À la Chambre, Pierre reconquit tout de suite l’estime de soi-même en travaillant beaucoup. Son premier discours le classa parmi les orateurs les plus convaincus — et il l’était.
« S’il est ministre aujourd’hui, je ne vous le dirai pas. Sachez seulement que les d’Auriol n’ont pas droit en réalité à ce nom illustre ; vous ne le trouverez pas sur les registres de l’état civil. Ce nom d’Auriol est un sobriquet générique que la voix du peuple attribue à plusieurs familles de Provence.
« Les d’Auriol dont je parle s’appellent…
Ici, M. Cabissol se pencha à l’oreille de Maurin et murmura un nom.
— Pas possible ! s’écria Maurin stupéfait… Alors, c’est ce Pierrot-là qui a épousé mon ancienne petite amie ?

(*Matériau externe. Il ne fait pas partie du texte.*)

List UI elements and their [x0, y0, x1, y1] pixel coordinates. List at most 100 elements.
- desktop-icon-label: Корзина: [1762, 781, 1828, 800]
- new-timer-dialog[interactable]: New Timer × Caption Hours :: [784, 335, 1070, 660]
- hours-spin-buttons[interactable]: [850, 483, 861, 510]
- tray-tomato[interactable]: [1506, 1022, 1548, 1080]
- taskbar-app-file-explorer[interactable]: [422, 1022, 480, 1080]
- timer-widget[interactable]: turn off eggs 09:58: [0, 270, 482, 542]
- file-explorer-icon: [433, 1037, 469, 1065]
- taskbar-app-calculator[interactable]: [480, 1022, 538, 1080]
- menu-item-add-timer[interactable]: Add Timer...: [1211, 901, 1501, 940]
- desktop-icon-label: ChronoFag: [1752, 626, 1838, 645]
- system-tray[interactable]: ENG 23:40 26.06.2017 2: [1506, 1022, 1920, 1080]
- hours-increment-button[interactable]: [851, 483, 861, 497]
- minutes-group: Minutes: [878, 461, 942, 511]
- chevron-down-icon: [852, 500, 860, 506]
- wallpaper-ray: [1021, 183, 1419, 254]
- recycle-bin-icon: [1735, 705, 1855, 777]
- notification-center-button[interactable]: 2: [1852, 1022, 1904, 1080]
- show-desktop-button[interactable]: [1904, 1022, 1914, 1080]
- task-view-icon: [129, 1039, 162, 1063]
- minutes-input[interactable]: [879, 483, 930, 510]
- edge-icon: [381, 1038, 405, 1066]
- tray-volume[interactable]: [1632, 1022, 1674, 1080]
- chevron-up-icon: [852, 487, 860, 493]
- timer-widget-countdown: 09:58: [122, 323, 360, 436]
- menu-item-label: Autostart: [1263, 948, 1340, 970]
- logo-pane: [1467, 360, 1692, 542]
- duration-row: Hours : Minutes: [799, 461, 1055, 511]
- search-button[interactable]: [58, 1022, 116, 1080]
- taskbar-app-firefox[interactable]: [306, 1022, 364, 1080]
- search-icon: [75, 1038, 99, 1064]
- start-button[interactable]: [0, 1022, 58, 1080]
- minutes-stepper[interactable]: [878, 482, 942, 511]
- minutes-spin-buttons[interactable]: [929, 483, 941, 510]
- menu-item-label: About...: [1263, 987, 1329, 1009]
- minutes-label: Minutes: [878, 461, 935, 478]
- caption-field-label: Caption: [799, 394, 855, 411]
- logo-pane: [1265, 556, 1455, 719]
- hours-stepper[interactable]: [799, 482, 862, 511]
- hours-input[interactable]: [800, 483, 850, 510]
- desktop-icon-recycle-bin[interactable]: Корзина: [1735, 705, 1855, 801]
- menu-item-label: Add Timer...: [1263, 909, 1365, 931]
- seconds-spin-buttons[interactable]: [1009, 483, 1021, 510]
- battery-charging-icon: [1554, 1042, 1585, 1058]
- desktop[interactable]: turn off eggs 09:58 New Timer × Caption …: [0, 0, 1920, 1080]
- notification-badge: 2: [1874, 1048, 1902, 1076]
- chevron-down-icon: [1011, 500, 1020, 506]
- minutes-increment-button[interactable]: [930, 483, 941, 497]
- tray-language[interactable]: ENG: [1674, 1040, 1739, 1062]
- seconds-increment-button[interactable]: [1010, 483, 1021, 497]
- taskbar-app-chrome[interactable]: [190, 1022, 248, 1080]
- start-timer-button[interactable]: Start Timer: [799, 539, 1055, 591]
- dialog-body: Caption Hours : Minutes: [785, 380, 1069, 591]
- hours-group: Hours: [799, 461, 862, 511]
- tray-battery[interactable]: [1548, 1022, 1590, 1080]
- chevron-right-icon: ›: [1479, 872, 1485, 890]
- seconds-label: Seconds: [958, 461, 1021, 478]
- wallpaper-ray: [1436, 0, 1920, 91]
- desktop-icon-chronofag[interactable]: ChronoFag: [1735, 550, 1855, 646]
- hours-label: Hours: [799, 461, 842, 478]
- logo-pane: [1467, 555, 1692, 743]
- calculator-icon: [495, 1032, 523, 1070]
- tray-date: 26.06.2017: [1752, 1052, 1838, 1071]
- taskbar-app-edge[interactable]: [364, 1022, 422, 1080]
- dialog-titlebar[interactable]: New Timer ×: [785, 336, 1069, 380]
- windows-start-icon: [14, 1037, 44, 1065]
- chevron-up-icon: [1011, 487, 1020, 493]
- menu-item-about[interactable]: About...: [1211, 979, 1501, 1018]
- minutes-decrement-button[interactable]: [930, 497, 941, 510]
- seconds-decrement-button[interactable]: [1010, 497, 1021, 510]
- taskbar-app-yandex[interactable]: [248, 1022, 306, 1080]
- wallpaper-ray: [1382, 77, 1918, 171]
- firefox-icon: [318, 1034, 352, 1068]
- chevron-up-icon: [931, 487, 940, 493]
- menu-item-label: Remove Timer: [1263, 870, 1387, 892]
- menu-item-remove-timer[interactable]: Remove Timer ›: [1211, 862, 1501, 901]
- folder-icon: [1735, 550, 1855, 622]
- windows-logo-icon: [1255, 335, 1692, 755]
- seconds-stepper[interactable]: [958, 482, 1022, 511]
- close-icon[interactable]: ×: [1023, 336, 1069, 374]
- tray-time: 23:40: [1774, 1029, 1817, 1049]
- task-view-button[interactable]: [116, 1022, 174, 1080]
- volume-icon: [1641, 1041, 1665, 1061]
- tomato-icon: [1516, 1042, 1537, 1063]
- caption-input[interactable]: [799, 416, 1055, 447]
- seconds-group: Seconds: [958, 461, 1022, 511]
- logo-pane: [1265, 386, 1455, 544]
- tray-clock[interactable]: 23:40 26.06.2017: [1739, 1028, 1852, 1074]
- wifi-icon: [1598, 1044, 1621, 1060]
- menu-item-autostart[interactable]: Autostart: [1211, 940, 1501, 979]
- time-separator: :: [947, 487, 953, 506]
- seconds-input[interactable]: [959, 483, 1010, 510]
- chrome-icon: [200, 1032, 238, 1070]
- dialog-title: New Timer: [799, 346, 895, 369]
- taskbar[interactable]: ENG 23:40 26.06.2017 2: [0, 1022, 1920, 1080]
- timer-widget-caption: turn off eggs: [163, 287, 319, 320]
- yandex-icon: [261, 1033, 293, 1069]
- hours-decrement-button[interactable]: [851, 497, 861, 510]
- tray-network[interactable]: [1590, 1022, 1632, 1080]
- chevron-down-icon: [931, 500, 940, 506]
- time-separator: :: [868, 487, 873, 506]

— Pierre, non ! c’est Théodule, dit Cabissol en se tournant vers M. Rinal. C’est Théodule qui, sur les instances de sa femme, a fait décorer Caboufigue, à la demande de Maurin. Elle a vingt ans de plus que lui, mais ça les regarde.
— On a bien raison, s’écria Maurin, de dire que tout s’arrange à la fin et que seules les montagnes ne se rencontrent pas ! Celui-là a eu une brave chance quand il a reçu en cadeau deux canards qui l’ont fait ce qu’il est, et Caboufigue en a eu une fameuse de me connaître !
— On doit rarement sa fortune à son mérite. On la doit presque toujours à son Canard du Labrador, conclut Cabissol. Mais il faut savoir cultiver son canard ou celui de son oncle ! Et pour cela, il faut être, comme le jeune Théodule, un arriviste à tous crins. Il n’a pas encore l’âge d’être électeur, celui-là, et il est déjà un des plus puissants personnages de l’État, une sorte de petite Éminence grise. Il fait et défait des préfets, des gouverneurs, des ministres. Sa femme fait des académiciens. Tous les souverains qui visitent la capitale traversent son salon, et il est, par suite, tout couvert de croix. Il est, de plus, comblé de sinécures ; il vient encore d’être nommé conservateur des Hiéroglyphes de l’Obélisque. On dit que, s’il le veut, il arrivera à la présidence de la République… dès qu’il aura atteint sa majorité. Une seule chose le désole, c’est la décision récente qui ne lui permettra pas d’obtenir sans scandale, avant sa trentième année, les palmes académiques, qu’il fait donner deux fois par an à tout un peuple !
— Mon cher Cabissol, dit M. Rinal, vous êtes, vous aussi, un maître galégeaïré, car pendant tout votre invraisemblable récit j’ai cru à plusieurs reprises qu’il était vrai.
— Parbleu ! dit Cabissol, il est beaucoup plus vrai que la vérité, ce qui, pour les contes, n’est point rare.
Et, sur ce mot, chacun s’alla coucher.